A trust is a legal entity that can be used to manage and hold assets for the benefit of one or more beneficiaries. A trustee is appointed to oversee the trust’s investments and property and must exercise prudent discretion in managing it. There are a variety of uses and benefits of a trust including avoiding probate, protecting against financial predators (including creditor claims and marital rights in the case of a divorce), reducing estate taxes, and carrying out charitable intent in a tax-efficient manner.
A trust can be set up in an will or as part of a comprehensive estate plan. It is often used to keep assets out of a surviving spouse’s estate for tax reasons, but there are other reasons as well. These include:
There are many different types of trusts. It’s important to understand the difference between them and what they can and cannot do. Trusts can be complex and should always be created by a qualified attorney.
When you transfer your assets into a trust, you give up legal ownership of them. The trustee holds title to the property and must buy, sell and invest it responsibly on behalf of the beneficiaries. The trustee can also distribute assets to beneficiaries in a variety of ways. Staggered distributions, like monthly payments, may be made to beneficiaries over a specified period of time, or they could be distributed after certain triggering events, such as when the beneficiary turns 18.
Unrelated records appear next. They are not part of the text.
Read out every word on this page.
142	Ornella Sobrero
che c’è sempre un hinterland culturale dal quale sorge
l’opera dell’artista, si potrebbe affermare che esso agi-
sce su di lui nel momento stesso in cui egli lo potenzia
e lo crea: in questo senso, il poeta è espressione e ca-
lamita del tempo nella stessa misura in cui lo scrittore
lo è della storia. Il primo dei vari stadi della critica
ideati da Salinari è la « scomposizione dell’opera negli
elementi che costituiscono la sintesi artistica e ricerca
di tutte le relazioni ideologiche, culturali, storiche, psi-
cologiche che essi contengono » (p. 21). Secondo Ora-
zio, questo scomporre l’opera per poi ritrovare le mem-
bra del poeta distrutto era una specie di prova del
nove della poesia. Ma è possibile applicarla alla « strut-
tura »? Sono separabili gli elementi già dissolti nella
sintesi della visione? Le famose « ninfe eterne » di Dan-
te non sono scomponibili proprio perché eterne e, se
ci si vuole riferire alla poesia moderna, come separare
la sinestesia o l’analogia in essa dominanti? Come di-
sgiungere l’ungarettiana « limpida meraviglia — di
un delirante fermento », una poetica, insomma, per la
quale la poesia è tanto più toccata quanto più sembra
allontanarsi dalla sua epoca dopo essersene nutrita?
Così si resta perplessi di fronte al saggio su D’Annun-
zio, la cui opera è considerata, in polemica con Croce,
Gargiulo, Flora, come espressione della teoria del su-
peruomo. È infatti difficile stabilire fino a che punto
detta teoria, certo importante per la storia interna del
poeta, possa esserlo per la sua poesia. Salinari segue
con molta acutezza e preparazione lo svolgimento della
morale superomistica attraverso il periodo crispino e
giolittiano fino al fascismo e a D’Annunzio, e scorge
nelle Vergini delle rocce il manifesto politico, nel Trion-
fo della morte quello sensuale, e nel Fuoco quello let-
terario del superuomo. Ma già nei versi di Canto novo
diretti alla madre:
It’s a good idea to discuss your wishes and goals with an experienced attorney before drafting your trust. Some attorneys will offer a basic trust package for a low fee and others will charge an hourly rate. The fees can vary greatly depending on the number and type of assets included in the trust, how complicated your distribution strategy is and whether or not you choose to have an attorney prepare a will along with the trust.
Costs: The primary cost of a trust is the attorney’s fee to draft it, but there are other costs involved as well, such as any property registration or title transfers and filing fees. Additionally, there are compensation expenses that may be payable to the trustee. These costs can be significant and should play a role in the decision to create a trust.
The trustee is responsible for investing and managing the trust’s assets and providing periodic income distributions to beneficiaries. These distributions are typically made up of interest, dividends, rents and royalties, which are taxable to the beneficiaries. The trustee must report these earnings to the IRS and file appropriate forms with the Internal Revenue Service.
A trustee should be someone that you trust, but that is not necessarily your child or sibling. A family member is generally not a good choice because of the high fiduciary standard that comes with being a trustee. The trustee must act in the best interests of the beneficiaries, and if he or she is not performing adequately, a replacement can be selected by unanimous consent of the beneficiaries of the trust.